Monday, 19 November 2018

Where it all began

As a child I was given the name McQuay and believed that everyone in the country with the name was related to me!  Any time we were away from our home town I searched telephone directories (this was pre-internet) and this seemed to confirm that it was indeed a rare surname.

With a strong desire to collect and organise information (which later defined my career), I questioned each of my relatives about their full name, date of birth, marriage, and their other family members.  Letters were posted to people whom I could not visit in person, with questions written out to explain the information I was requesting, spaces for their replies to be filled in and a stamped, self-addressed return envelope.

All the gathered facts were carefully recorded onto hand-drawn charts and trees.  Where necessary, multiple pages were joined by sticky tape to provide a large enough space for everyone.  One rather ambitious sheet of A4 paper was entitled "Total Ancestry Research" and had spaces labelled ready for myself, two parents, four grand-parents, eight great-grandparents, sixteen great-great-grandparents and thirty-two great-great-great-grandparents.

However, out of those sixty-three spaces on that chart, only six of them, tracking up the paternal line in each generation, would be expected to have my surname.  The choice before me was whether to concentrate on a One-Name Study for McQuay to try to link up everyone I could find with that name, or to travel back through time and attempt to learn about each one of my direct ancestors, with their range of surnames.

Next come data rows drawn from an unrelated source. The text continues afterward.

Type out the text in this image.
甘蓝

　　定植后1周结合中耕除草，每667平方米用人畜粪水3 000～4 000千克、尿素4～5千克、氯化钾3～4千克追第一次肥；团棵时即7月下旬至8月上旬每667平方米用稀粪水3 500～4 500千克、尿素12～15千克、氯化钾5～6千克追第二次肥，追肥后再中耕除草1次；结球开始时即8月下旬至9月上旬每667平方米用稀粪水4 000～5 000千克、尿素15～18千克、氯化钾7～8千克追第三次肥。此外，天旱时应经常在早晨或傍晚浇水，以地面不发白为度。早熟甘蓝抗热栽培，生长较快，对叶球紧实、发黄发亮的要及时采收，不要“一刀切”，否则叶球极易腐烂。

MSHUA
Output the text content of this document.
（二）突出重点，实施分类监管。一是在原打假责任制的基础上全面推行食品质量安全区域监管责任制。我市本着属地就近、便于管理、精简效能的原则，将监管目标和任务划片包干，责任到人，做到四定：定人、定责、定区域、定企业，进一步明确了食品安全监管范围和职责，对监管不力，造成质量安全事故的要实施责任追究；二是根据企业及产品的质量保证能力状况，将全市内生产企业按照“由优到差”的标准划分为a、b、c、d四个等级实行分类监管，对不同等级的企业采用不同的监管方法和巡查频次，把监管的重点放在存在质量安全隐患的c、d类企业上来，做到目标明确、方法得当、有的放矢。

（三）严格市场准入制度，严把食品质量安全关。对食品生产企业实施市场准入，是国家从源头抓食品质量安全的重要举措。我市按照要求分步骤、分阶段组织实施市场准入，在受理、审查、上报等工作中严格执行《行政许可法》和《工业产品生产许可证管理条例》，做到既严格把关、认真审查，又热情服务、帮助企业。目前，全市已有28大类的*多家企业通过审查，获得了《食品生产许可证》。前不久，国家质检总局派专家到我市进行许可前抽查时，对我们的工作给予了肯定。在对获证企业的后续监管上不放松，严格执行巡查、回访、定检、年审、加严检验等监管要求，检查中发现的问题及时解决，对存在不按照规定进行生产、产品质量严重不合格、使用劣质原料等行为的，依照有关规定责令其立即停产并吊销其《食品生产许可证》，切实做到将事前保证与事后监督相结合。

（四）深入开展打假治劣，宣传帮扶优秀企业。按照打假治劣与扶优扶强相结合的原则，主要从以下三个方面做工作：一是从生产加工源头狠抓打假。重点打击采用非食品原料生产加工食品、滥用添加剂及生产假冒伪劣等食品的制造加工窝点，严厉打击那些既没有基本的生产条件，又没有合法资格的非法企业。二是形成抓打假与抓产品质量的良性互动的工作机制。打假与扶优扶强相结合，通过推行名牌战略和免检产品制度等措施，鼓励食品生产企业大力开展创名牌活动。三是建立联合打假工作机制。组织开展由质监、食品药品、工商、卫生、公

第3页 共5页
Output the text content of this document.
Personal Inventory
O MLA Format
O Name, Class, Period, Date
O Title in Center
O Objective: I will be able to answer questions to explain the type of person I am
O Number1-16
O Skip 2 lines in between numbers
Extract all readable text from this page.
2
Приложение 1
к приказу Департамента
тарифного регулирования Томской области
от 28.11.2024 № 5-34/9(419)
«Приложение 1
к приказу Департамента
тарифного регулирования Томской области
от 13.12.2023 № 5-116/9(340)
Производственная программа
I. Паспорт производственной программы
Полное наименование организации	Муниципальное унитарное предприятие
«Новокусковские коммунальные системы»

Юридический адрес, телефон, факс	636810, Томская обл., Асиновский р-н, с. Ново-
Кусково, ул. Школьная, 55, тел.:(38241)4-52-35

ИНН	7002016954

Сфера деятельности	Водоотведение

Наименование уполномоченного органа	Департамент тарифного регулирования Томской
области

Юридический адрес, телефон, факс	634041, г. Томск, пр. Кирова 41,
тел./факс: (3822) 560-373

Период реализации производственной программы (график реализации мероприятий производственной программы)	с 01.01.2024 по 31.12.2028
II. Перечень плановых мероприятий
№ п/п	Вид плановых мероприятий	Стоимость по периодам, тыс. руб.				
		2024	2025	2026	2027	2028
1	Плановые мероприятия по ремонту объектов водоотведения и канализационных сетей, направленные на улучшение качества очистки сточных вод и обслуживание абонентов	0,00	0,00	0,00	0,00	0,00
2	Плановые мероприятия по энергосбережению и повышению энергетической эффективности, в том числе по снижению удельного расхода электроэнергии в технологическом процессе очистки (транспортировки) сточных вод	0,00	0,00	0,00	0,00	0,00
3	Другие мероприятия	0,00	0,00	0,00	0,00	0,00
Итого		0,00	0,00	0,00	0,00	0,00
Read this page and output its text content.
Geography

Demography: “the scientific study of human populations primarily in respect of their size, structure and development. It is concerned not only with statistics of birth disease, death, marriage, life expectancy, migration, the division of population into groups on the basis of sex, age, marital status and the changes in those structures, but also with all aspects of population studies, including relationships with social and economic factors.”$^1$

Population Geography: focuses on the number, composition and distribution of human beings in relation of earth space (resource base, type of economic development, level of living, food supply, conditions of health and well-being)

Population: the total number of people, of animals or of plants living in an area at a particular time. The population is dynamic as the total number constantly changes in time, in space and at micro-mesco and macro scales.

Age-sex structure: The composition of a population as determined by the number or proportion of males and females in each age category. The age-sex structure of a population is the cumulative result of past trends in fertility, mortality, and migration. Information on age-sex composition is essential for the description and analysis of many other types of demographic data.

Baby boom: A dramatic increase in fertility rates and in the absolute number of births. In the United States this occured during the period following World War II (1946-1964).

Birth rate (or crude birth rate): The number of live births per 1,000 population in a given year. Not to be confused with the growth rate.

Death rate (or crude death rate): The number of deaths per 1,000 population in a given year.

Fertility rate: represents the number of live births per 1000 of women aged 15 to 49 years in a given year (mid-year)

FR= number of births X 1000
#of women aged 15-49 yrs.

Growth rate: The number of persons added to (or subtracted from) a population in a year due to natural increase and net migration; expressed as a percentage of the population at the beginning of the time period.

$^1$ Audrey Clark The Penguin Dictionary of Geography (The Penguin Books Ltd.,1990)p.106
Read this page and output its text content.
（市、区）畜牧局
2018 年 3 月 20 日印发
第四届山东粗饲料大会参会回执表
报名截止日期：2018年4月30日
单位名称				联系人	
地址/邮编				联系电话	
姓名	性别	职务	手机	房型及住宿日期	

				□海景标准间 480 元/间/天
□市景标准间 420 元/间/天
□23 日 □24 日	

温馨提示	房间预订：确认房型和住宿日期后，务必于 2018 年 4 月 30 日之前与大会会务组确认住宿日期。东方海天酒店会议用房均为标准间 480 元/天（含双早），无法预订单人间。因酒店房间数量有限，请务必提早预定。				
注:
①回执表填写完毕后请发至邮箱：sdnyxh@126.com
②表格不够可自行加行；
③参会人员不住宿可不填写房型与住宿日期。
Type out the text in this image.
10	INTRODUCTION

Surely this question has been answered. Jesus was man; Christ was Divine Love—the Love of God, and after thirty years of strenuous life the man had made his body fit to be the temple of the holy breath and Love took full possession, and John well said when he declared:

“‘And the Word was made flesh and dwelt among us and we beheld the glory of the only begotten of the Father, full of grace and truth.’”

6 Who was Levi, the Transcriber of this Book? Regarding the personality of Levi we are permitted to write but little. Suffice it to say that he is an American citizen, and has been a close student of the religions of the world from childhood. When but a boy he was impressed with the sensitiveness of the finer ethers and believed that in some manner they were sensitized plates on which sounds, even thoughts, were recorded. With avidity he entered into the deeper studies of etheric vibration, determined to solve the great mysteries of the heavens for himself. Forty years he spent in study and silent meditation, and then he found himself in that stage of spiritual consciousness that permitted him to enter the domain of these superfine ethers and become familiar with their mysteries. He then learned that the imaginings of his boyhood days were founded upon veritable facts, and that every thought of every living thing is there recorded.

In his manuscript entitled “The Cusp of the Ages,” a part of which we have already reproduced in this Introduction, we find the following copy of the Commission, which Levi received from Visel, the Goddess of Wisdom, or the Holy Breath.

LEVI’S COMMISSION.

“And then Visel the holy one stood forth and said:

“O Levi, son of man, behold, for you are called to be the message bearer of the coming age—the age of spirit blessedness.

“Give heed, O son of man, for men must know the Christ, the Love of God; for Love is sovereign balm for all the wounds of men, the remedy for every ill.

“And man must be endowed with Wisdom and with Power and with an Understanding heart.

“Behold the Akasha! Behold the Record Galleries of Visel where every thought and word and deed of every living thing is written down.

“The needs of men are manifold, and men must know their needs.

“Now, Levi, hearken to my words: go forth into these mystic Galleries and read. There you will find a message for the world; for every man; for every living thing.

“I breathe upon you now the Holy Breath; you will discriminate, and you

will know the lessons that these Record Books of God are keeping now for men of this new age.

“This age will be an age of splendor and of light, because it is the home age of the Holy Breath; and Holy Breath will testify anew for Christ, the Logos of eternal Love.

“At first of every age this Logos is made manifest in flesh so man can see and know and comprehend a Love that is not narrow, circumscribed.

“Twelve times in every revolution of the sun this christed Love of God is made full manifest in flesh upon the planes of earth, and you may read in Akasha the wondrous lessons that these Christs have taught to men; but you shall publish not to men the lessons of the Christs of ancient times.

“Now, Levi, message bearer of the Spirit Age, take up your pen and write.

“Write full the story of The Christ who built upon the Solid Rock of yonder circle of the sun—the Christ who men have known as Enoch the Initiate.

A cousin on my mother's side had traced our shared ancestors so I thankfully copied that information and all at once filled in half of the pedigree chart.  That left me looking at my father's side for an opportunity to do some research of my own.  His grandfather McQuay had married a woman with the surname Brown.  Prejudiced towards my lovely, rare surname I assumed that tracing the McQuay family members would be so much easier than the much more frequently occurring name Brown.  I was so wrong ... but we will return to the Brown family on another day.

My early notes state that my great-grandfather's name was "Albert William (Harold) McQuay".  Someone had mentioned to me that the names may possibly be in another order.  I did meticulously write up that comment in my notebook although not who told me.  However, inexperienced as I was, I did not understand that when parents give their child a name that is not the end of the story.